We combine psychometric testing, natural language processing and electrophysiological recordings obtained using a 24 channel 24 bit fully portable EEG system (MBT Smarting) with Ag/AgCl electrodes (EasyCap) to investigate the acute effects of N,N-dimethyltryptamine (DMT) in natural settings.
We study how convolutional deep neural networks can learn phase transitions and universality classes, with the purpose of detecting critical behavior in neural systems.
We construct semi-empirical dynamical systems models of whole-brain activity, incorporating functional information (fMRI) and in vivo estimates of anatomical connectivity (diffusion tensor imaging). We use these models to rehearse manipulations transitioning between healthy and pathological brain states.

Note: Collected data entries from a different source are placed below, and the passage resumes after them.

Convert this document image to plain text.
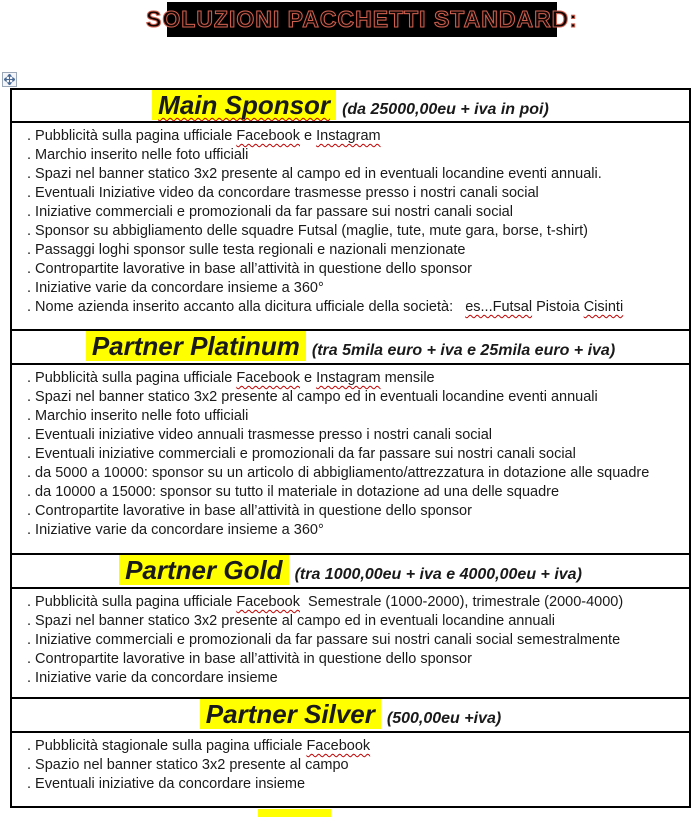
SOLUZIONI PACCHETTI STANDARD:
Main Sponsor (da 25000,00eu + iva in poi)
. Pubblicità sulla pagina ufficiale Facebook e Instagram
. Marchio inserito nelle foto ufficiali
. Spazi nel banner statico 3x2 presente al campo ed in eventuali locandine eventi annuali.
. Eventuali Iniziative video da concordare trasmesse presso i nostri canali social
. Iniziative commerciali e promozionali da far passare sui nostri canali social
. Sponsor su abbigliamento delle squadre Futsal (maglie, tute, mute gara, borse, t-shirt)
. Passaggi loghi sponsor sulle testa regionali e nazionali menzionate
. Contropartite lavorative in base all’attività in questione dello sponsor
. Iniziative varie da concordare insieme a 360°
. Nome azienda inserito accanto alla dicitura ufficiale della società:   es...Futsal Pistoia Cisinti
Partner Platinum (tra 5mila euro + iva e 25mila euro + iva)
. Pubblicità sulla pagina ufficiale Facebook e Instagram mensile
. Spazi nel banner statico 3x2 presente al campo ed in eventuali locandine eventi annuali
. Marchio inserito nelle foto ufficiali
. Eventuali iniziative video annuali trasmesse presso i nostri canali social
. Eventuali iniziative commerciali e promozionali da far passare sui nostri canali social
. da 5000 a 10000: sponsor su un articolo di abbigliamento/attrezzatura in dotazione alle squadre
. da 10000 a 15000: sponsor su tutto il materiale in dotazione ad una delle squadre
. Contropartite lavorative in base all’attività in questione dello sponsor
. Iniziative varie da concordare insieme a 360°
Partner Gold (tra 1000,00eu + iva e 4000,00eu + iva)
. Pubblicità sulla pagina ufficiale Facebook  Semestrale (1000-2000), trimestrale (2000-4000)
. Spazi nel banner statico 3x2 presente al campo ed in eventuali locandine annuali
. Iniziative commerciali e promozionali da far passare sui nostri canali social semestralmente
. Contropartite lavorative in base all’attività in questione dello sponsor
. Iniziative varie da concordare insieme
Partner Silver (500,00eu +iva)
. Pubblicità stagionale sulla pagina ufficiale Facebook
. Spazio nel banner statico 3x2 presente al campo
. Eventuali iniziative da concordare insieme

Modeling calcium imaging data obtained from Drosophilia allows us to investigate with more detail the interplay between structural and functional connectivity in neural systems.
Using a dual direct current stimulator and wireless EEG (Neuroelectrics), we investigate how external alternating currents entrain endogenous oscillations and how this entrainment modulates cognition.
We apply methods from machine learning and complex network analysis to understand the variation in chemical composition and subjective effects over >1.000 Cannabis strains.
We also use networks to model how different psychoactive compounds modify human language and underlying cognitive processes.
We develop models to predict response to neuropharmacological treatment using machine learning and functional magnetic resonance imaging data.